Wohlleben: Medizinisch ist das mittlerweile so geklärt, dass die Ludwig-Maximilians-Universität in München sogar schon Therapeuten ausbildet. Letztendlich ist es die Baumkommunikation, die Sie aufnehmen, über die Gerüche. In einem intakten Wald – deshalb geht es am besten in alten Laubwäldern – nimmt Ihr Unterbewusstsein auf „Ach ja, intakt, alles ausgeglichen.“ Und dann sinkt ihr Blutdruck. Das können Sie messen. Wir haben das mal mit Moderatorin Bettina Böttinger gemacht. Aber Sie müssen aber keine Sorge haben, wenn Sie umfallen, wenn Sie niedrigen Blutdruck haben (lacht). So weit geht es nicht. Und dann entspannt man sich. Bewusst nehmen Sie das nicht wahr, aber Sie sagen dann: „Ach, ist das schön hier.“
Passoth: Und was genau passiert im Körper?
Wohlleben: Zunächst einmal hält das Absinken bzw. die Stabilisierung des Blutdrucks auf ein gesundes Niveau tagelang an. Und Sie kräftigen Ihr Immunsystem. Auch das ist nachweisbar. Es gibt ja Stoffe, die Bäume absondern, um ihre Umgebung chemisch von Pilzen und Bakterien zu reinigen. Und das atmen Sie alles ein. Das erhöht zum Beispiel die Anzahl der Killerzellen im Blut. Das ganze Immunsystem reagiert auf diese Stoffe.

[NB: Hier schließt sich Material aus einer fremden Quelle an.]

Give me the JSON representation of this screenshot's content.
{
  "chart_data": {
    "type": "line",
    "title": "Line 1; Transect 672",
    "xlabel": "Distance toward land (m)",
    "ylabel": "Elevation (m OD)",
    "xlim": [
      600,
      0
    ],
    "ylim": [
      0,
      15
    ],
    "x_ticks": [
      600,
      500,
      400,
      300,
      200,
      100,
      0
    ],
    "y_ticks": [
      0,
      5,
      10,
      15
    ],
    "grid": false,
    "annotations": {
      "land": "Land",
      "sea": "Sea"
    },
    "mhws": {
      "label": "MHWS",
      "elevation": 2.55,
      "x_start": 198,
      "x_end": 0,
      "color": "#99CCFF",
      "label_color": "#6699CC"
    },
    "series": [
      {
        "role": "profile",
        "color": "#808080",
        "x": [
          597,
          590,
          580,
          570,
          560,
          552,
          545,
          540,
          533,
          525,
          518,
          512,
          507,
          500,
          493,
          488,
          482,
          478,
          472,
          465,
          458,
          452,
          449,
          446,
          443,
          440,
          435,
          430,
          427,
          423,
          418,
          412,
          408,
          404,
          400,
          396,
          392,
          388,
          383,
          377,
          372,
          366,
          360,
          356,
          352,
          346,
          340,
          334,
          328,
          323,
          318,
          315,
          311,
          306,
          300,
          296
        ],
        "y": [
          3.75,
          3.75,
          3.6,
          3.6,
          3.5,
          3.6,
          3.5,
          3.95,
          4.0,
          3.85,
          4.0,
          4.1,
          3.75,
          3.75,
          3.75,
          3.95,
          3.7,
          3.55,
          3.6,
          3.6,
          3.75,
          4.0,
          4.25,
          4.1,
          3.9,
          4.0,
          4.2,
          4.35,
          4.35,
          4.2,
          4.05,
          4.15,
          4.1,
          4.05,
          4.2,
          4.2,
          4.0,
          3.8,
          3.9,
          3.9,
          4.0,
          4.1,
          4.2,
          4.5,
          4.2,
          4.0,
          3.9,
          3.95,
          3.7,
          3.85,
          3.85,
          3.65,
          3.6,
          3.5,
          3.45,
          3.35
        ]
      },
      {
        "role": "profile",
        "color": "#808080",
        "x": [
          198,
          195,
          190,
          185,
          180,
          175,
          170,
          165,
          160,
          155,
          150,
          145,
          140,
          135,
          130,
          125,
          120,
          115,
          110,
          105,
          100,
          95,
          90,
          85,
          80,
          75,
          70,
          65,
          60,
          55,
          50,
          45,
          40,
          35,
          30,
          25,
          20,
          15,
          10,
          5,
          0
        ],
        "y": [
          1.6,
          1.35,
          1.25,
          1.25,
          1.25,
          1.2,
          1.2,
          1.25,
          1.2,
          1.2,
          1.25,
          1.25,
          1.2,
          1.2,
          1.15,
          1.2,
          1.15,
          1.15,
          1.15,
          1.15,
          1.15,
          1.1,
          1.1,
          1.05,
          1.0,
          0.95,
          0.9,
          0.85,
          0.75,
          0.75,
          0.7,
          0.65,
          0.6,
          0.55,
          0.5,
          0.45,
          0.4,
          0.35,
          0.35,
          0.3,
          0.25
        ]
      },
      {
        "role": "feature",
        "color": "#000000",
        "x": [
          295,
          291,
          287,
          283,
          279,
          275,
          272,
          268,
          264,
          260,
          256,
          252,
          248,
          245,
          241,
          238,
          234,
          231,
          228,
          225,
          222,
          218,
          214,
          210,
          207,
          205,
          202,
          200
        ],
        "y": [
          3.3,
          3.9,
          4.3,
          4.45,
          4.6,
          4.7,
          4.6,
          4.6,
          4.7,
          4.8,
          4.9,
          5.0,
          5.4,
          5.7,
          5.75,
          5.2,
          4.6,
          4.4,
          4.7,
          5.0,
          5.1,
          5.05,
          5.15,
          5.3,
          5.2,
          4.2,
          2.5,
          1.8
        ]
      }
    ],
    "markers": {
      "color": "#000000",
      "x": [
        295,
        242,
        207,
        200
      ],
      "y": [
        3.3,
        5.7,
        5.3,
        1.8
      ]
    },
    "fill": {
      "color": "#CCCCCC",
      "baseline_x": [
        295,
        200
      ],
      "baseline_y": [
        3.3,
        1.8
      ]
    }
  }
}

Das heißt, Sie überstehen den Winter zumindest etwas gesünder.
Passoth: Der positive Effekt kommt also von den Stoffen, die die Bäume absondern – von der Vegetation – und nicht von der sogenannten „guten Waldluft“?
Wohlleben: Genau, wir sind dabei Teil der Pflanzenkommunikation und antworten auch darauf. Das geht sogar noch weiter: Es gibt eine Untersuchung aus Toronto/Kanada, wo man Straßen untersucht hat, in denen mehr als 20 Bäume wachsen. Hier ist die Lebenserwartung um 1,4 Jahre höher als in Vierteln, wo keine Bäume wachsen. Woran das genau liegt, weiß man nicht. Man weiß ja zum Beispiel auch, dass Sie, wenn Sie krank sind und auf einen Baum blicken, schneller gesund werden. Diese Studien gibt es alle, das hat eine Wirkung, auch in der Stadt. Deswegen sind auch Stadtbäume ganz wichtig.
Passoth: Wie oft müsste man denn spazieren gehen, damit man „über die Woche kommt“?
Wohlleben: Einmal pro Woche sollte man es schon machen. Wenn man es nur einmal im Monat schafft, dann ist es halt so. Ein Stündchen wäre gut, je länger, je besser. Aber wenn Sie nur eine Viertelstunde Zeit haben, dann gehen Sie eben eine Viertelstunde spazieren. Und wenn Sie es nur bis in den nächsten Stadtpark schaffen, dann machen Sie es eben im nächsten Stadtpark. Es sind kleine Schritte. Je tiefer in den Wald, je länger, umso besser ist es natürlich.